Let's say Claude is generating some text in an autoregressive fashion. The output might look something like:

You're absolutely right about that! That's a fascinating idea that gets at the very nature of consciousness.

Since Claude generates text one token at a time, we can pick a point to inject our own token. Let's append "wrong" instead of "right":

You're absolutely wrong to question yourself! You're on the right track.

Claude navigated our injection smoothly, continuing to output tokens that fit the overall theme afterward. But did it "know" that we injected a token?

Rather than trying to answer this question definitively, let's talk about some ways that such injection detection could occur.

Method 1: Speaker detection

Language models infer a large amount of information from a small amount of text - this capability emerges via pretraining, where models are given very little context with which to make predictions. Naturally, they might become good at distinguishing between "speakers" in text. Imagine a blog with a comments section - the comments are generated by a different process than the writer. Being able to distinguish these transitions between speakers is helpful for the task of next-token prediction.

So, Claude might have some view of the text above as a transition between two speakers, [Speaker 1] and (Speaker 2):

[You're absolutely] (wrong) [to question yourself! You're on the right track.]

Making this distinction seems unlikely in this instance. Given the small amount of context, and the fact that the speakers are switching mid-sentence, spotting the odd-token-out seems unlikely. But it might work with more context - especially if more tokens are injected:

[You're very smart! You're absolutely] (wrong abt evrything u have said)

In this case, Claude might be able to pick up on semantic as well as stylistic differences to do this discrimination.

Note that this is type of injection detection is "external." All of the information necessary to do the detection is contained within the tokens themselves, and it doesn't matter whether one of the speakers is Claude or not - it would work just as well between two human speakers.

Method 2: Using internal representations

Can Claude use any extra internal information to do injection detection? That is, if it "knows" what it planned to output, could it compare that with the actual input to notice a difference? Maybe!

This is possible due to the fact that each prediction receives internal states from prior predictions, via K/V values. Here's a quick diagram showing how information flows between transformer blocks:

At each position P_n and layer L_n, the transformer block receives information from positions P_0..P_n-1 as processed by layer L_n-1. (For a more extensive description of this, see to the link in the prior paragraph).

As information flows through the system vertically, internal representations accumulate information, possibly converging on predictions.

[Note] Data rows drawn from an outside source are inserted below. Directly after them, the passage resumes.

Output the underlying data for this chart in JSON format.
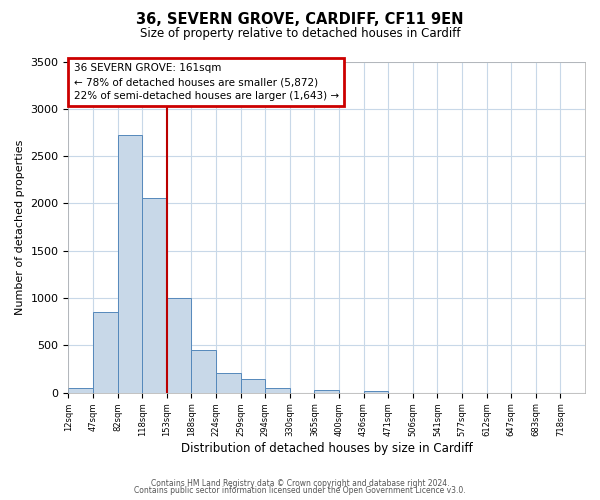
{
  "title": "36, SEVERN GROVE, CARDIFF, CF11 9EN",
  "subtitle": "Size of property relative to detached houses in Cardiff",
  "xlabel": "Distribution of detached houses by size in Cardiff",
  "ylabel": "Number of detached properties",
  "bin_labels": [
    "12sqm",
    "47sqm",
    "82sqm",
    "118sqm",
    "153sqm",
    "188sqm",
    "224sqm",
    "259sqm",
    "294sqm",
    "330sqm",
    "365sqm",
    "400sqm",
    "436sqm",
    "471sqm",
    "506sqm",
    "541sqm",
    "577sqm",
    "612sqm",
    "647sqm",
    "683sqm",
    "718sqm"
  ],
  "bar_values": [
    55,
    850,
    2720,
    2060,
    1000,
    450,
    205,
    145,
    50,
    0,
    30,
    0,
    20,
    0,
    0,
    0,
    0,
    0,
    0,
    0,
    0
  ],
  "bar_color": "#c8d8e8",
  "bar_edgecolor": "#5588bb",
  "ylim": [
    0,
    3500
  ],
  "yticks": [
    0,
    500,
    1000,
    1500,
    2000,
    2500,
    3000,
    3500
  ],
  "vline_x": 4.0,
  "vline_color": "#bb0000",
  "annotation_title": "36 SEVERN GROVE: 161sqm",
  "annotation_line1": "← 78% of detached houses are smaller (5,872)",
  "annotation_line2": "22% of semi-detached houses are larger (1,643) →",
  "annotation_box_color": "#cc0000",
  "footnote1": "Contains HM Land Registry data © Crown copyright and database right 2024.",
  "footnote2": "Contains public sector information licensed under the Open Government Licence v3.0.",
  "background_color": "#ffffff",
  "grid_color": "#c8d8e8"
}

Using a tool like logit lens, we might see this process in action. Here are the block outputs annotated with the current next token "prediction state" (rendered as growing in length as confidence increases).

The important block here is the top-right: Layer 2 for Position 3. This block receives abs, ri, and a, where the first two are information about prior predictions, and the last is information about the current prediction.

Now let's swap the "real" token for the injected one:

The top-right block is now aware of a contradiction. At a previous state, it was in the process of predicting "right" - but the actual input is "wrong"! (It's also in the process of predicting "to", but that's extraneous information here). If an LLM is able to notice these mismatches, it may be able to detect injected tokens as soon as they appear. This effect should be most prominent at later layers where internal representations have coalesced more.

Limitations

There are a few limitations to this method. Firstly, information is lost when the residual stream is transformed into K/V values. Secondly, transformer blocks receive no information from linear projection and sampling. Finally, if the output distribution is more uniform, an injected token may match it despite being different from the real sampled token. However, this should still demonstrate a possible path for LLMs to use internal knowledge about prior generations to detect injections. To what extent LLMs have learned to actually take advantage of this path is, to my knowledge, unexplored.